The most popular version of the tale is probably the 1951 big-screen version starring Alistair Sim as Scrooge. Completely understandable--that version was in the public domain for years and played on many TV stations in many holiday seasons.
But did you know that, 20 years later, Sim starred in another version of A Christmas Carol--possibly the best, if most obscure, version of all?
It was a half-hour animated TV special, which aired in 1971 and was later issued on VHS, but never made it to DVD, much less Blu-ray.
That’s a shame, because this version deserves the widest audience possible, for a number of reasons.
First off, the special, produced by the legendary Chuck Jones directed by Richard Williams, is visually stunning, with fine line work in the hand-drawn animation that not even the blur of my copy (a bootleg bought from eBay and obviously dubbed from the aforementioned VHS release) could obscure. There are some moments that hint at Jones’s usual style (previously gracing another Christmas classic, How the Grinch Stole Christmas), but many more that look like book illustrations come to life.
Second, the special uses the relative brevity of the original story to great advantage. It was, after all, a novella, not a full-blown novel, and this version packs nearly all the major incidents into its 25-minute running time while still hitting on minor moments often forgotten in other, more lavish versions, like the visits to a mining camp and a ship at sea with the Ghost of Christmas Present, or Bob Cratchit lamenting at deathbed of Tiny Tim. There’s not a line or scene in it that’s not straight from Dickens, making this possibly the most accurate adaptation of all.

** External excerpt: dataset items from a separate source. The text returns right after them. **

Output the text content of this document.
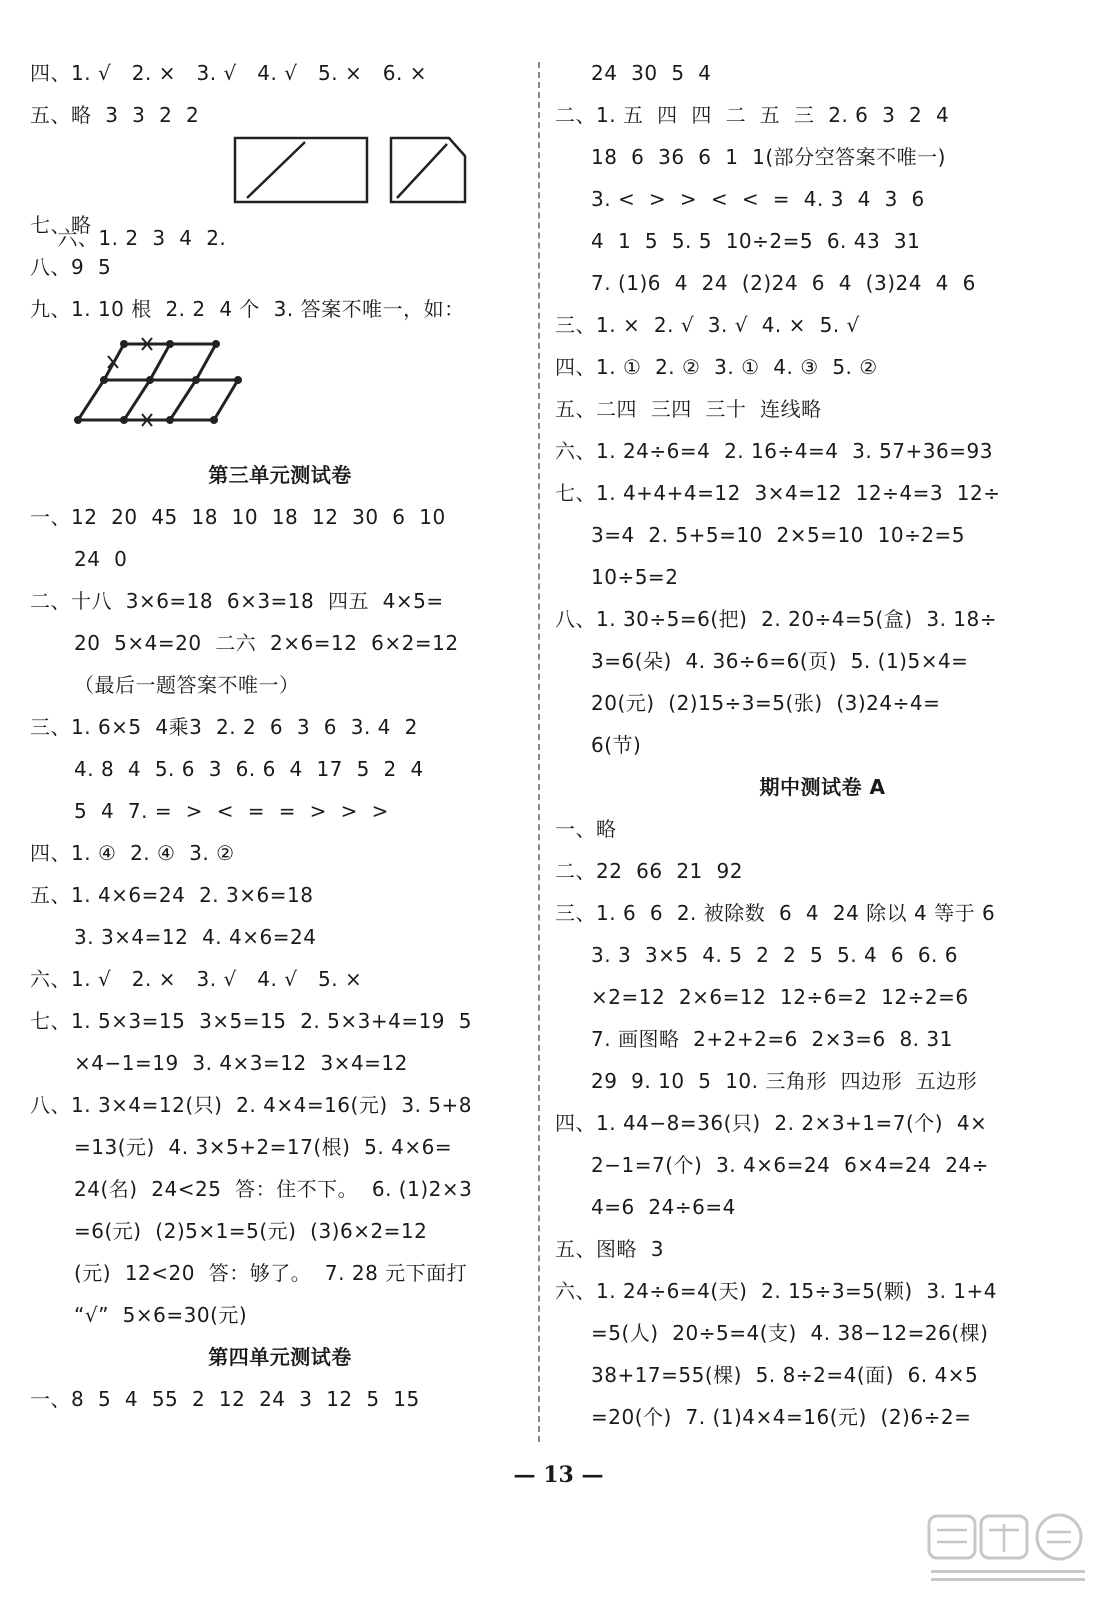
四、1. √   2. ×   3. √   4. √   5. ×   6. ×
五、略  3  3  2  2

六、1. 2  3  4  2.

七、略
八、9  5
九、1. 10 根  2. 2  4 个  3. 答案不唯一，如：
第三单元测试卷
一、12  20  45  18  10  18  12  30  6  10
24  0
二、十八  3×6=18  6×3=18  四五  4×5=
20  5×4=20  二六  2×6=12  6×2=12
（最后一题答案不唯一）
三、1. 6×5  4乘3  2. 2  6  3  6  3. 4  2
4. 8  4  5. 6  3  6. 6  4  17  5  2  4
5  4  7. =  >  <  =  =  >  >  >
四、1. ④  2. ④  3. ②
五、1. 4×6=24  2. 3×6=18
3. 3×4=12  4. 4×6=24
六、1. √   2. ×   3. √   4. √   5. ×
七、1. 5×3=15  3×5=15  2. 5×3+4=19  5
×4−1=19  3. 4×3=12  3×4=12
八、1. 3×4=12(只)  2. 4×4=16(元)  3. 5+8
=13(元)  4. 3×5+2=17(根)  5. 4×6=
24(名)  24<25  答：住不下。  6. (1)2×3
=6(元)  (2)5×1=5(元)  (3)6×2=12
(元)  12<20  答：够了。  7. 28 元下面打
“√”  5×6=30(元)
第四单元测试卷
一、8  5  4  55  2  12  24  3  12  5  15
24  30  5  4
二、1. 五  四  四  二  五  三  2. 6  3  2  4
18  6  36  6  1  1(部分空答案不唯一)
3. <  >  >  <  <  =  4. 3  4  3  6
4  1  5  5. 5  10÷2=5  6. 43  31
7. (1)6  4  24  (2)24  6  4  (3)24  4  6
三、1. ×  2. √  3. √  4. ×  5. √
四、1. ①  2. ②  3. ①  4. ③  5. ②
五、二四  三四  三十  连线略
六、1. 24÷6=4  2. 16÷4=4  3. 57+36=93
七、1. 4+4+4=12  3×4=12  12÷4=3  12÷
3=4  2. 5+5=10  2×5=10  10÷2=5
10÷5=2
八、1. 30÷5=6(把)  2. 20÷4=5(盒)  3. 18÷
3=6(朵)  4. 36÷6=6(页)  5. (1)5×4=
20(元)  (2)15÷3=5(张)  (3)24÷4=
6(节)
期中测试卷 A
一、略
二、22  66  21  92
三、1. 6  6  2. 被除数  6  4  24 除以 4 等于 6
3. 3  3×5  4. 5  2  2  5  5. 4  6  6. 6
×2=12  2×6=12  12÷6=2  12÷2=6
7. 画图略  2+2+2=6  2×3=6  8. 31
29  9. 10  5  10. 三角形  四边形  五边形
四、1. 44−8=36(只)  2. 2×3+1=7(个)  4×
2−1=7(个)  3. 4×6=24  6×4=24  24÷
4=6  24÷6=4
五、图略  3
六、1. 24÷6=4(天)  2. 15÷3=5(颗)  3. 1+4
=5(人)  20÷5=4(支)  4. 38−12=26(棵)
38+17=55(棵)  5. 8÷2=4(面)  6. 4×5
=20(个)  7. (1)4×4=16(元)  (2)6÷2=
— 13 —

Lastly? The ghosts. The scary, scary ghosts.
Marley’s Ghost (voiced by Michael Hordern, who played the same role opposite Sim in the 1951 version) is one of the most frightening creatures ever to float across a TV screen, and even the usually jolly Ghost of Christmas Present had kids jumping behind the couch when he pulled back his robe to reveal the children, Want and Ignorance, clinging to his legs. (I remember this scene from the one time I saw this version when I was a kid—probably when it originally aired in 1971--and it still gives me the creeps.)
We can always hope that somebody somewhere gets the bright idea to release a “special edition” of this special, especially in high definition. It really deserves to be seen. Until then, those of you who still own VCRs (like me) can track down VHS copies on eBay or Amazon. Trust me--it will be worth it, though I apologize in advance for any nightmares Marley’s ghost scares up…sorry about that.